Your ex's car is on the side of the road, on fire. What do you do? Depends on the ex. For most of them I would absolutely stop and help out. I'd be an asshole not to, regardless of how it ended. For one of them though? Probably throw gasoline on it.
Your best friend tells you she is pregnant. What is your reaction? Uhhh... congratulations?
When is the last time you wanted to punch someone in the face? Yesterday afternoon. It was a stranger. She was being an ass without cause.
What is the last thing you spent money on? Bathroom fixtures at Home Depot. All my money goes to Home Depot now, it seems.
Do you think you gained or lost weight this past month? Lost.
Crunchy or Puffy Cheetos? Puffy.
The first person on your friends list just called you a bitch. What do you do? Move them to the bottom of my friends list. If I actually was being a bitch, then I would still move them to the bottom of my friend's list... I'd just feel a little bad about it.
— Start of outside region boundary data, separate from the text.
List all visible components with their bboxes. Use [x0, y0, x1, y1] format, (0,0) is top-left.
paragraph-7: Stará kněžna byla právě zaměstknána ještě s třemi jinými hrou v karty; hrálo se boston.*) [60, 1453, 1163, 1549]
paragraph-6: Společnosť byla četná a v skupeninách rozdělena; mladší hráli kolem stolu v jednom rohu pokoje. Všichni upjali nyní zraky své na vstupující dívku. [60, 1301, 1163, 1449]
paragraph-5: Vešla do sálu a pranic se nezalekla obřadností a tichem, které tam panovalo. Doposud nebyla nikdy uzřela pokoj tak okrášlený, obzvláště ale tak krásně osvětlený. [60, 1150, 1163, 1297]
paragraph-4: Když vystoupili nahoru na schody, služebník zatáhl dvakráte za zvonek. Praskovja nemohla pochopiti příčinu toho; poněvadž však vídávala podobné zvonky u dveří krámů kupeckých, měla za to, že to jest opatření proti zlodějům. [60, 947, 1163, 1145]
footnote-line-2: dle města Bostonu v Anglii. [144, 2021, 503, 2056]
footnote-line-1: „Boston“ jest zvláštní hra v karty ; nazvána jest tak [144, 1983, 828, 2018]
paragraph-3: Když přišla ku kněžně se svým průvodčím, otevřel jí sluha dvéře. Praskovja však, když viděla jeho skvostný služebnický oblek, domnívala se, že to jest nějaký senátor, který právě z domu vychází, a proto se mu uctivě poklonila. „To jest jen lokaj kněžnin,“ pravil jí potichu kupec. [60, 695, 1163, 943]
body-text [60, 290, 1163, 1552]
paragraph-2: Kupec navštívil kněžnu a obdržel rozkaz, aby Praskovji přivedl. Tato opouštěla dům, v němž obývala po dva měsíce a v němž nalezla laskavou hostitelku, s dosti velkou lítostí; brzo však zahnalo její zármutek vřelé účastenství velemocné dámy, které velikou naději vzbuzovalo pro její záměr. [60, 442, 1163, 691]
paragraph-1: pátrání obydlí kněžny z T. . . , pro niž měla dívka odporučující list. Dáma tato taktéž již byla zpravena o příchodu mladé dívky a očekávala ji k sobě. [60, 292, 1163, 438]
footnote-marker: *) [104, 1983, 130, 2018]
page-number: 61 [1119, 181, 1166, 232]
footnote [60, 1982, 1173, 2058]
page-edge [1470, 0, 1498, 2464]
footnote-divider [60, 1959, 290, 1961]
Congratulations! You just had a son. What’s his name? Jake
Congratulations! You just had a daughter. What’s her name? Olivia
What are you craving right now? A Qdoba burrito.
What was the last thing you cried about? Something I shouldn't have.
When you buy something and your change is 2 cents, do you keep it or tell the cashier to keep it? If it's being handed to me, I take it and see if there's a penny tray to dump it in. Under no circumstances would I say "keep it" for that tiny of an amount.
What color is your tissue box? Blue and grey.
Do you have a ceiling fan in your bedroom, and if so, is there dust on that fan? I do not, but I really wish I did.
What was the last voicemail you received about? Somebody confirming a meeting for next year.
Have you ever blocked someone on Facebook? Oh hell yes.
Scariest thing you've experienced in the last year? Nearly running into a car that was stopped in the middle of a pitch-black highway while driving from Portland, ME to Boston, MA. I still have flashbacks that terrify me.
Do you wear a name tag at work? Nope.
What kind of car do you want? Porsche Convertible. Or a Corvette. The right Corvette.
What do you order when you go to Burger King? Seeing as how I loathe their food and swore years ago I would never step foot in another one? N-o-t-h-i-n-g-! Maybe a lemonade. Fries, if I'm desperate... even though they can't hold a candle to McFries.
Have you ever had a garage sale? Nope.
What color is your cell phone? Black in a blue case
What is the last alcoholic beverage you had? A beer.
Are you happy right now? Not as much as I'd like to be... but it's okay.
Who came over to your house last? A friend of a friend.
Do you drink beer? Yes. Not so much in the winter, but I love it in the summer.
Have your brothers or sisters ever told you that you were adopted? No.
What is your favorite key on your key chain? One I should have discarded long ago, but can't for some reason.
What was the last movie you watched at home?Ant-Man. Still love it.
What is in your pocket? A key. A quarter.
Who introduced you to your bf/gf/husband/wife? My last one? I introduced myself.
Where do you hurt? All over. Seriously
Has someone ever made you a build a bear? No, but I've made one for somebody else.
What's something fun you did today? Painted a wall.
What is your favorite aisle at Target? Video games.
When is your birthday? March 24.
Is there anything hanging from your rear view mirror? Nope.
How many states in the US have you been to? All but one
What kind of milk do you drink? Not-Fat... or perhap almond milk.